I'm not sure if this is typical but our home study seemed very laid back. I think that it had a lot to do with our social worker's personality. She made us feel at ease. She came to our house twice. The first visit was with only Joe and I. She asked us some questions about why we were interested in adopting and we signed several forms. We paid her for the home study ($1400) and scheduled our next visit where she would meet our girls. The whole visit lasted about 1.5 hours.
We have spent about $4,700 so far and ONLY $1,400 has come from our savings. People have been so gracious and kind lifting us up when we needed it. The start-up costs were about $5000 (committment fees, home study, medicals, apostilling (fancy gold stamp that makes the paperwork offical), notarizing) and the rest is spent in-country (flights, facilitator fees, lodging, food, etc).
Yes, you have to have the previous year's tax return. You turn in the front 2 pages- signed and dated, and you get a cover sheet notarized stating that is your real return.
To be offically committed to him, we had to sign and have notarized the committment forms with Reece's Rainbow and send $1275 ($1000 promise trust- shows that we mean business ;) and that comes back to us when we travel as well, $25 to open our Family Sponorship Profile Page, and $250 donation to the Voice of Hope Fund) We also had to be in contract with our social worker so that was other forms to fill out as well as a $150 check. Reece's Rainbow asks that you have that done within 10 days.
Question from Deidra
How do you compare awaiting the arrival of an adopted child to awaiting the arrival of a child in the womb?
There are many ways that it *is* like a pregnancy. I've actually had some weird cravings during this process (corn with hot sauce anyone?), but with adoption, there is a whole lot of hurry up and wait. In pregnancy, you have a typical timeframe which is somewhere between 8-10 months. In adoption, you are at the mercy of many other people, many who you will never see or meet in your lifetime, who have to all somehow work together with you to get the job done. I may never meet or even speak to the person who puts the gold apostilles on our paperwork which is the last step before we send said paperwork to Jackson's country. I can pray that she doesn't accidently spill her coffee on them and that she gets the job done in a timely manner but it's out of my hands. In pregnancy, you can kind of let the doctor know what you are comfortable with. If you choose not to do certain prenatal testing or choose not to find out the gender before the baby is born, or choose not to have an epidural, then that is your choice. The doctor can recommend for you to do these things, but you don't have to do them. For an adoption, there really isn't a list of things that you choose or don't choose to do, rather, there is a list of things that you simply MUST accomplish in order to get your child home. When I was pregnant, MY belly grew. Now, that we're adopting, Joe's belly is growing... (*just wanted to throw some humor in there...Don't kill me!)
Question from Melina
How are you preparing the girls for your new arrival?
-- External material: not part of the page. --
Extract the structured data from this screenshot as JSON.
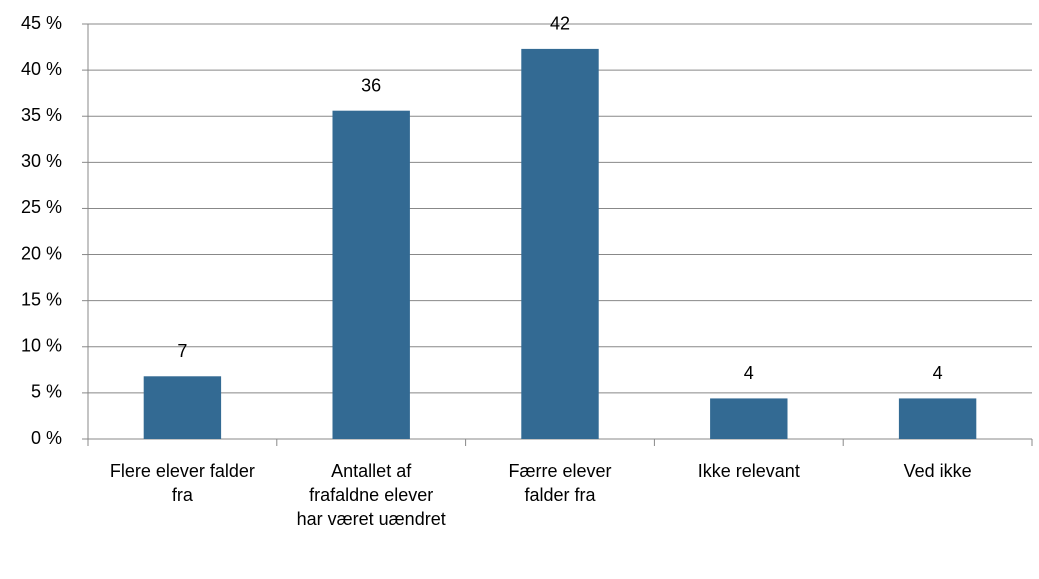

It's kind of funny. There was no real 'You're going to have a brother! We are adopting!' moment. If anyone knows me, you know that this isn't really a surprise that we are adopting. At first, Joe and I decided that we weren't going to tell the girls that we were adopting until after the first visit with our social worker, just in case. A couple days before our visit, Aislinn was holding a picture of our boy and said "Mom, can we pleaaasssse adopt Darren?" I said, "Do you really want him to be your brother?" and she of course said yes. I told her that we were adopting him and she jumped up and down and ran to Tristen's room to tell her. Tristen said really loudly, "FINALLY! What took Daddy so long?!?!" They are both really excited. When I show his picture to Linden and say, "Who is that," she says "JackTHon" with her little lisp.